Commonpoint Queens presents Dr. Ayala Fader, professor of anthropology at Fordham University, telling the stories of married ultra-Orthodox Jewish men and women in 21st century New York who lead “double lives” in order to protect those they love. While they no longer believe fully, these hidden heretics continue to live in their families and religious communities, even as they surreptitiously break Jewish commandments and explore forbidden secular worlds in person and online. Register here. Cost is $8 member/$10 non-member. 12:00 pm.
The Jewish Theological Seminary’s Milstein Center for Interreligious Dialogue presents a virtual event with Professor Azza Karam, secretary general of Religions for Peace International, the world’s largest multi-religious coalition working to transform violent conflict, advance human development, promote just and harmonious societies, and protect the earth. In the annual John Paul II Lecture on Interfaith Understanding, Karam will talk about the ways multifaith alliances can take concrete actions to further peace and well-being in a fractured world. Register here. 1:00 pm.

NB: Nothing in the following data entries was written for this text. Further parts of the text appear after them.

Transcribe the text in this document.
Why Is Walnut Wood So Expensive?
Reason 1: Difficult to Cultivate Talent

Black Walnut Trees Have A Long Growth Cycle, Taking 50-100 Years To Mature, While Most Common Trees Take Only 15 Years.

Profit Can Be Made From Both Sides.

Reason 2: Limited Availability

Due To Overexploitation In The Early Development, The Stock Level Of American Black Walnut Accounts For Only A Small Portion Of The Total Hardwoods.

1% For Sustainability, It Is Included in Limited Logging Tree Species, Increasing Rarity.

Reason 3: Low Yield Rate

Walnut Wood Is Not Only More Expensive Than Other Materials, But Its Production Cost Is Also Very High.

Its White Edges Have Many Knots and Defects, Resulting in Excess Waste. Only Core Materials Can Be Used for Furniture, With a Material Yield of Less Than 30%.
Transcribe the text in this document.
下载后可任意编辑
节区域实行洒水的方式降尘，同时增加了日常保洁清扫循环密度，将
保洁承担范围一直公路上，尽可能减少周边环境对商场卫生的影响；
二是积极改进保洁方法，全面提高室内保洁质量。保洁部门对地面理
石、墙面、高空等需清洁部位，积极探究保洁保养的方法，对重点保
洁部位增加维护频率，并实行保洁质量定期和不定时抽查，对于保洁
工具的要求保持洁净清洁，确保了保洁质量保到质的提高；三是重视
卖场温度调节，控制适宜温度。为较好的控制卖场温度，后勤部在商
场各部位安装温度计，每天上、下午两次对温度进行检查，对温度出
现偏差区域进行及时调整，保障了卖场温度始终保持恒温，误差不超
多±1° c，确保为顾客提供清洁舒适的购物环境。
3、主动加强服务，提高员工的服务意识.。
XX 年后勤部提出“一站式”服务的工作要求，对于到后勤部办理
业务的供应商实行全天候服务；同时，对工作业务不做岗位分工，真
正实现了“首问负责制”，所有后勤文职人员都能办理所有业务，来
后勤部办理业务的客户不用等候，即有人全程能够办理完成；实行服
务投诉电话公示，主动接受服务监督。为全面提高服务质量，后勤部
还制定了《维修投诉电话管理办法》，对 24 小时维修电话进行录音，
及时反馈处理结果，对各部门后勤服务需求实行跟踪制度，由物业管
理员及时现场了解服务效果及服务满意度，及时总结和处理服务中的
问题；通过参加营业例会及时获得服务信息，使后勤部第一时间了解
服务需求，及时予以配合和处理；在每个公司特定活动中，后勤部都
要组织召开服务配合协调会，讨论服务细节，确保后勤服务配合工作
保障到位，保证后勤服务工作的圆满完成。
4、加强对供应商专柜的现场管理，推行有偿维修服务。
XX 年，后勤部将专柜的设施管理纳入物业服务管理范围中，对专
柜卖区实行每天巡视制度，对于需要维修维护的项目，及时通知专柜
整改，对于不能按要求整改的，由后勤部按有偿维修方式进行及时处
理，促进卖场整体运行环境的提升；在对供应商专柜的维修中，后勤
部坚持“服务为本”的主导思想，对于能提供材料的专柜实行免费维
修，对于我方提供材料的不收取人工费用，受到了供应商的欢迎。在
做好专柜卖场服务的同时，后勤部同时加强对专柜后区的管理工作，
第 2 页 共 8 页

Kane Street Synagogue presents a free virtual book launch to celebrate publication of Julia Mayer’s “Painting Resilience: The Life and Art of Fred Terna.” Mayer’s book is the first full-length biography of the renowned 97-year-old Holocaust survivor and artist and includes reproductions of more than two dozen of his works, many of which are held by the United States Holocaust Memorial Museum, the Albertina, Yad Vashem, and others. RSVP here. 7:30 pm.
The Cantors Assembly in partnership with Milken Archive of Jewish Music and the Lowell Milken Fund for American Jewish Music presents Cantors on Record. The nine-part program will feature weekly live interviews with the artists and the music they recorded along with archival photos. It will be hosted by Hazzan Elizabeth Shammash and Dr. Mark Kligman, director of The Lowell Milken Fund for American Jewish Music and Mickey Katz Endowed Chair in Jewish Music of the UCLA Herb Alpert School of Music. 8:00 pm.